I recently got back from a short trip (a few days) in Los Angeles, California.  I had a good time and saw lots of things, and even took pictures and posted them on Facebook.  Here’s the blog.

 Intro: Hollywood.  Every country seems to have its own film industry: France, Brazil, Romania, India, etc.  But the films are made for, and intended for, the local population and no pretense or expectation seems to be that an audience outside the country will be watching.  Here in the US, you have to look for small, boutique-style trendy, artsy movie theaters to find films made outside HollywoodHollywood is unique in volume, quality, but also making films which they have every expectation of being seen outside the US, worldwide.
 Naturally, most of the films seem to take place in L.A.  Sure, New York and other US cities (sometimes stood in for by Canadian cities) are also popular, as are foreign destinations, particularly for James Bond films, but L.A. seems to be the #1 city.  And that also applies to TV shows as well.  Again, “Seinfeld” is set in NYC (though a two-part special took place in L.A.) and other cities come up now and then (CSI Miami, The Mary Tyler Moore Show, etc.) but L.A. seems to outnumber all the others combined.  And this has been going on for longer than I’ve been alive.
 Up till now, I’d never been there.  The closest was two trips each to Las Vegas and Phoenix (and for the latter, one “trip” was simply a detour from the airport for lunch at Cooperstown).  But of course I’d seen all the movies and TV shows.  So when a chance came to visit, I grabbed it immediately.   So here are my own subjective impressions.

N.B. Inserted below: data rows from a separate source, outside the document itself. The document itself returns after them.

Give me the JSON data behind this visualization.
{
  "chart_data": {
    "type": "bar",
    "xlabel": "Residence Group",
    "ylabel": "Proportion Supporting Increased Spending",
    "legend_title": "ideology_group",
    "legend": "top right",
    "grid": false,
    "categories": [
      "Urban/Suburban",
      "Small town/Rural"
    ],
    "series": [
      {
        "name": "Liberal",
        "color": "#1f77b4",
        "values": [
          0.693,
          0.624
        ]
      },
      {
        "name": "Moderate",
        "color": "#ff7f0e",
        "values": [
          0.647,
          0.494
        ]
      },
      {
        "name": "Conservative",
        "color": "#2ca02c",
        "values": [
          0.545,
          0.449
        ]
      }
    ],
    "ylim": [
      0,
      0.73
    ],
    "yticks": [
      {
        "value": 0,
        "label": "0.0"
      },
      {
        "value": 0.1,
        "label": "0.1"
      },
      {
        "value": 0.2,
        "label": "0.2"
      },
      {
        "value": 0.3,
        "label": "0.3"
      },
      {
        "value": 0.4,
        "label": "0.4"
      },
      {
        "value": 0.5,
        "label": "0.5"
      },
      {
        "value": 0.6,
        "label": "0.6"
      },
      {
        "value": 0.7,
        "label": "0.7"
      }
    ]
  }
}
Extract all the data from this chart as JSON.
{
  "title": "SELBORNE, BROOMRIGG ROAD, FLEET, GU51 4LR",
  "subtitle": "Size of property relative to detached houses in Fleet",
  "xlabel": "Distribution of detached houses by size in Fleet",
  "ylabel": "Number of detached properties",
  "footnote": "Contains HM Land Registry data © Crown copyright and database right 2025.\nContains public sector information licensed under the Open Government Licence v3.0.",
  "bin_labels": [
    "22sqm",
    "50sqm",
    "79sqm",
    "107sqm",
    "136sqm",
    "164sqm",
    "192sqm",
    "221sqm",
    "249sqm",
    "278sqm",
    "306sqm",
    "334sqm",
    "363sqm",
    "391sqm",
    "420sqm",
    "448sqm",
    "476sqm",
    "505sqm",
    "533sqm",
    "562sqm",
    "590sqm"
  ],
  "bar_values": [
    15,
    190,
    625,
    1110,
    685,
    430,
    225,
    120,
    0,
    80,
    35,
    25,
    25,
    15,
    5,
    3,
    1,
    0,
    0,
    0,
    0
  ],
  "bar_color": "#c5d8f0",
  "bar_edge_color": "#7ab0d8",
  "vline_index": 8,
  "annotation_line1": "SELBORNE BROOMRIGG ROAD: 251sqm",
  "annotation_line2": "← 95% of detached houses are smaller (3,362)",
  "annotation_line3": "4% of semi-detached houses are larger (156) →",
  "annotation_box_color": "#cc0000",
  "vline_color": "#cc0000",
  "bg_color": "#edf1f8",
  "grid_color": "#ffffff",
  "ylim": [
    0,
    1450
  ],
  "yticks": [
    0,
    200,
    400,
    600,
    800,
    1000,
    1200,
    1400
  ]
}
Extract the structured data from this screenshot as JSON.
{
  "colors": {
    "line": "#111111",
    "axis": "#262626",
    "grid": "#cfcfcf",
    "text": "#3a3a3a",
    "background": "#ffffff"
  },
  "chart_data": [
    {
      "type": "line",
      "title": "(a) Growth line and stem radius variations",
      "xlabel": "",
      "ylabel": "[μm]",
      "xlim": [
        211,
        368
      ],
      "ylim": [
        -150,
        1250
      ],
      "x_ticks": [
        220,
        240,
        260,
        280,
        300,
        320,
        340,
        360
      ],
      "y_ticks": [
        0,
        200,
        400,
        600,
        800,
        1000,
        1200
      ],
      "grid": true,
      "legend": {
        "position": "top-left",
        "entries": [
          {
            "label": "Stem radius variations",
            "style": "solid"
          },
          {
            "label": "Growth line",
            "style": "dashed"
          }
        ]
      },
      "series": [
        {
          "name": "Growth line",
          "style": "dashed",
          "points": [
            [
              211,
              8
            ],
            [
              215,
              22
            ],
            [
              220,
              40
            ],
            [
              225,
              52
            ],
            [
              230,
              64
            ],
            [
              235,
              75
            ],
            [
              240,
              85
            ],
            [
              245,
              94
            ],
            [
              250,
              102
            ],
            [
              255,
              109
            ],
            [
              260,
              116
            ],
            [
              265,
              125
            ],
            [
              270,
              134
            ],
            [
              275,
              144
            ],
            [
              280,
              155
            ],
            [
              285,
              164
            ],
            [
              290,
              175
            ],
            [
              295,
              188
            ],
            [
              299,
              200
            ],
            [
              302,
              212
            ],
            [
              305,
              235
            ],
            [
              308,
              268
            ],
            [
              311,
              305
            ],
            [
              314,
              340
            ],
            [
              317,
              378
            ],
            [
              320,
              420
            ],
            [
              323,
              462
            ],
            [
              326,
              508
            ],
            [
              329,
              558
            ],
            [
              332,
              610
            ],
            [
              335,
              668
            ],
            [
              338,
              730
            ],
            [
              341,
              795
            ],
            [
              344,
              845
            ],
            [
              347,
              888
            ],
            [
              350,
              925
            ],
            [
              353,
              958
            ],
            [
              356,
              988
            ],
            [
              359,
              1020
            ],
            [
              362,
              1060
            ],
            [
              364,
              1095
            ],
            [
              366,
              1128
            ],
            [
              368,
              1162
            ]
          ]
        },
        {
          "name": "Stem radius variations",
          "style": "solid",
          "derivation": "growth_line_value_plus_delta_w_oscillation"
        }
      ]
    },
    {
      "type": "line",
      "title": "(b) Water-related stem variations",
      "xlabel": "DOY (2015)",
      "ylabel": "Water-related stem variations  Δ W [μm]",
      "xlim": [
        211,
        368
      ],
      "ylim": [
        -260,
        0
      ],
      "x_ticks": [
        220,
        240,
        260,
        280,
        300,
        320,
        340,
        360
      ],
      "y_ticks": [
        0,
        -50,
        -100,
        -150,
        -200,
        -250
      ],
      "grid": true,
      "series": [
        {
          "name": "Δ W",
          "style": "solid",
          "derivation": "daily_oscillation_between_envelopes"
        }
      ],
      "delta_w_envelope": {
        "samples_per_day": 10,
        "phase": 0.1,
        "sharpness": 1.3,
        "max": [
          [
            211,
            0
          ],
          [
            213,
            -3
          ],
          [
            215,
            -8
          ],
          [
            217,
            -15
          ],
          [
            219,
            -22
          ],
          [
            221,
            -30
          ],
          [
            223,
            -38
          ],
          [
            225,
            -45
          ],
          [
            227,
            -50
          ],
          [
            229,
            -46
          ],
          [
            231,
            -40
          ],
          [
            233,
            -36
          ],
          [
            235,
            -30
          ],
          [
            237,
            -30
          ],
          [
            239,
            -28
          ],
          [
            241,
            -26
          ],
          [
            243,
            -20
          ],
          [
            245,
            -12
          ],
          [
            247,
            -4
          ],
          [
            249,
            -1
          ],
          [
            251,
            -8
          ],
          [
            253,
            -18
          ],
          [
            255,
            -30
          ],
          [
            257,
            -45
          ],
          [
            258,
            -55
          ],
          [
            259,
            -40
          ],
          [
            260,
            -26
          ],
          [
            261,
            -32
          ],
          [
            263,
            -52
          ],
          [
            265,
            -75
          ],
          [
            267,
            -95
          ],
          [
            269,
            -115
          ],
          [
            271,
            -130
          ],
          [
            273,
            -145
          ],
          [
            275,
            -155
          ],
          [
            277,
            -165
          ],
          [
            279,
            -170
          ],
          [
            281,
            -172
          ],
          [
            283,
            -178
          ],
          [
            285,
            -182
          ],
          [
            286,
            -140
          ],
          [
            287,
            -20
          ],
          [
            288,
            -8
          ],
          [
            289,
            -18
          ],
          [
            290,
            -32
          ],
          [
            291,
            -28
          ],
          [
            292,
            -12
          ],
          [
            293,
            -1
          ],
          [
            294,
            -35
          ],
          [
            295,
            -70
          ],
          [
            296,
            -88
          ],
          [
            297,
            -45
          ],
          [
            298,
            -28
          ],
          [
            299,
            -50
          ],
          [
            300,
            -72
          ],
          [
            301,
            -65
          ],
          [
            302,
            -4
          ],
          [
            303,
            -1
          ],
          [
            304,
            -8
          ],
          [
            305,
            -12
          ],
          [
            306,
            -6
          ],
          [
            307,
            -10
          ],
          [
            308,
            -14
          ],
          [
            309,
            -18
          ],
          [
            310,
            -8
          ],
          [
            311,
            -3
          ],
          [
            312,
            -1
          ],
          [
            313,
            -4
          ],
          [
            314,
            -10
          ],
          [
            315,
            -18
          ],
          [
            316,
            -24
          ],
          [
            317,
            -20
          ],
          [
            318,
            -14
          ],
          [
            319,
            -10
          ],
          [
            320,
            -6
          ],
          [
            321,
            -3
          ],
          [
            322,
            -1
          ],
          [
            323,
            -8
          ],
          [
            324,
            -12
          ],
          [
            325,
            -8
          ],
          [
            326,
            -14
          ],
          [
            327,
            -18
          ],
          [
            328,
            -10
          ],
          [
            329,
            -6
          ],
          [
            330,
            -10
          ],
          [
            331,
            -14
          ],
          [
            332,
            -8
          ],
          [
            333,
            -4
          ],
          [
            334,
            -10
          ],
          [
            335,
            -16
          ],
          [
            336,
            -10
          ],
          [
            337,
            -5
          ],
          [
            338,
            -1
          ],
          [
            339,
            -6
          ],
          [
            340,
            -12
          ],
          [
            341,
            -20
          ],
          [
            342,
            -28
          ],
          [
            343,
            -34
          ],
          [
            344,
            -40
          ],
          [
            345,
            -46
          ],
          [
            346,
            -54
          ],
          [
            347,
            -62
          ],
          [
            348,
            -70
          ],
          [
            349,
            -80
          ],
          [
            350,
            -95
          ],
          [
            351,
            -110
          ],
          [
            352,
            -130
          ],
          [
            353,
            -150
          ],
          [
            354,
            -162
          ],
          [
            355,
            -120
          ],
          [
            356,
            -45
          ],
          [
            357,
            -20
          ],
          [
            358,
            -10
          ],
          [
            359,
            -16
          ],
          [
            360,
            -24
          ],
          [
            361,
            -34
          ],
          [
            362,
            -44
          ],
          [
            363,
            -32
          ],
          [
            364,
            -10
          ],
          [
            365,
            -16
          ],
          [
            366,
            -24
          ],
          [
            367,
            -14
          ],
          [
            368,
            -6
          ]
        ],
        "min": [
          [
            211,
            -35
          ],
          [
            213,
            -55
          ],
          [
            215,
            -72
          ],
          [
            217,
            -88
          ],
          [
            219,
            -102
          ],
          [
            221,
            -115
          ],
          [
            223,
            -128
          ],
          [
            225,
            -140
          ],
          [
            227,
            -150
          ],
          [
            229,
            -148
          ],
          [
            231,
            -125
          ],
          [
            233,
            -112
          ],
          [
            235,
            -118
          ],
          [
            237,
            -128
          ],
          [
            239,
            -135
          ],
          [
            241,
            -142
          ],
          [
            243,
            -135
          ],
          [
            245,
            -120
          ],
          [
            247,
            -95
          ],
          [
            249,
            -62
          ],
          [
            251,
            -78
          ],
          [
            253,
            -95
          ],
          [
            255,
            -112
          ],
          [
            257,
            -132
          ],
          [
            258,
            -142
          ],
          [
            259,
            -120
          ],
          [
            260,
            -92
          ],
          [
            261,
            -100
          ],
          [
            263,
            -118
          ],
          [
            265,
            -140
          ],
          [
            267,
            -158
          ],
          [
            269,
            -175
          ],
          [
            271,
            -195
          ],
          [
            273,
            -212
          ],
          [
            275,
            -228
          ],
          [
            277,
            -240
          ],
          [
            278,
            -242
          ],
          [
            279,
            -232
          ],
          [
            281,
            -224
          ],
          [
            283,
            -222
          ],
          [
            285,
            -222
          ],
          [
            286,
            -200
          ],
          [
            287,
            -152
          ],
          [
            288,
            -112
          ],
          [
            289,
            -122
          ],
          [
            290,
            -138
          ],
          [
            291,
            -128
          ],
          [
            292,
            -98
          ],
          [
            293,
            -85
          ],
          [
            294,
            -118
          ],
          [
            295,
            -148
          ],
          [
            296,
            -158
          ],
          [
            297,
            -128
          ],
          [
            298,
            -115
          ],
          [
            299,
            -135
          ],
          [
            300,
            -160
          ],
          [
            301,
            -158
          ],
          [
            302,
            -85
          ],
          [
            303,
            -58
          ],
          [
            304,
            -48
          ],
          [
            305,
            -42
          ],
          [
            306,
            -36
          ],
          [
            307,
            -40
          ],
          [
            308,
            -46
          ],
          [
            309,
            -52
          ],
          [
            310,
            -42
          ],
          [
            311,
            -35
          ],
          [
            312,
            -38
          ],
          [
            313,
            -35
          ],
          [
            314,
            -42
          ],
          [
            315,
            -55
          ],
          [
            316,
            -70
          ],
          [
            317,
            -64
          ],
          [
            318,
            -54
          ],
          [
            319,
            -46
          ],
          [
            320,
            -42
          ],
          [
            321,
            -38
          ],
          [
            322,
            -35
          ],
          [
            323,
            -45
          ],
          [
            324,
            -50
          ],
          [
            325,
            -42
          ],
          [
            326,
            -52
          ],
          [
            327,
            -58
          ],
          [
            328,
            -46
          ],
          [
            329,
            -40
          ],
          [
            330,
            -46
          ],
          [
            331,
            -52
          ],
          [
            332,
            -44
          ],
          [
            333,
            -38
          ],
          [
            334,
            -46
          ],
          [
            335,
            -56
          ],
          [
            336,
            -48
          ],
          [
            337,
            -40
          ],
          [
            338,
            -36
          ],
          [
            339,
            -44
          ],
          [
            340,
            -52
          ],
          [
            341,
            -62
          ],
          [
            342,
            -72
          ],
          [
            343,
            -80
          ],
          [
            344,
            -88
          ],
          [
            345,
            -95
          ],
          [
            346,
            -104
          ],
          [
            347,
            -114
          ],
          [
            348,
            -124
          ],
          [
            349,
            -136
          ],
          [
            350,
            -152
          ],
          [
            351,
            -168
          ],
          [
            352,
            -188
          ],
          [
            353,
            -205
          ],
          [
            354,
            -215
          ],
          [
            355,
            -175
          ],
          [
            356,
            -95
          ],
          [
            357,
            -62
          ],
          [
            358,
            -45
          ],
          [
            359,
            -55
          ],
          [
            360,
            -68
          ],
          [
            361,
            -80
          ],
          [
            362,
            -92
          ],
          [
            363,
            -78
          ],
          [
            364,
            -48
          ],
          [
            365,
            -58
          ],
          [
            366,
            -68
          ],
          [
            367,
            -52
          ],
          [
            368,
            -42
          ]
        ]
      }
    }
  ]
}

 Freeways.   Every major city has its defining characteristic.  For NYC it’s the Empire State Building and skyscrapers.  Paris has its Eiffel Tower and art & architecture.  London has its fog, its Big Ben, double-decker buses, etc.  For L.A. I’d point to the freeways.  While Hollywood Blvd., Sunset Blvd., Beverly Hills are all nice and impressive, they don’t anchor the city the way the freeways do.  The 405 runs along the south and then goes up northwest, kind of bracketing the city by the ocean.  The 110 goes north-south.  The 105 goes east-west.  The 5 goes southeast-northwest as a mirror complement to the 405.  Up further there’s the 10 (parallel to the 105) and the 101 going northwest into Beverly Hills.  The 710 and 605 run north-south parallel to the east of the 110.  The freeways are wide and the interchanges push you way up into the sky.  I was particularly thrilled going from the 105 west onto 110 north, which gives a panoramic view.  L.A. has a metro system, but you really have to drive to “experience” L.A. – to take the subway would be like driving in Manhattan instead of taking its subway, or the London Underground.  I did get stuck in traffic a few times, but not ALL the time.

 The Trees.  A close second are the trees.  I don’t know what they’re called, these palm-like things with skinny trunks and a big head, but they are certainly ubiquitous and remarkable.  It’s like you can’t figure out if L.A. is supposed to be tropical or a desert.  Green seems to be a color almost completely absent; yellow seems to be L.A.’s color. 

 Hollywood/Beverly Hills.  I went up on Wilshire, Sunset Blvd., and Hollywood Blvd.  This is clearly the “tourist” zone with the Chinese Theater, Kodak Theater, all the stuff the tourists love.   I suppose everyone has to go there, and I enjoyed it.  I liked McArthur Park, which is bisected by Wilshire over on the eastern uptown area.

 Beaches.  We went to Santa Monica (nice, upscale), Venice Beach, and Redondo BeachVenice is like a Grateful Dead concert parking lot turned into a permanent beachfront, with head shops and medical marijuana clinics.  Redondo Beach was nice, but we stayed on the pier and had fresh seafood.  That, Manhattan Beach and Hermosa Beach are south of Marina Del Rey, which divides the beachfront. 

 Griffith Observatory.  For some reason this gets almost no publicity.  Its existence is acknowledged but I’ve never heard anyone insist that “if you go to L.A. you have to go here.”  But like Corcovado & Cristo Redentor in Rio de Janeiro, or the Empire State Building in NYC, it’s the highest point in the city and offers the most spectacular views.  Not only that, the observatory itself is impressive.  Although the Tesla coil was off, the exhibits, the telescope (pointed at Venus when we went there, due to look at Saturn when we were due at the airport), the pendulum, everything there really knocked me out.  And of course the view.

 South Central/Compton.  Once you leave the north part of town and start heading south, the city deteriorates dramatically.  The funky trees are still everywhere to be found, but all the buildings are run-down and grungy, and low-class taco huts begin to predominate.  I kept thinking of Cheech & Chong.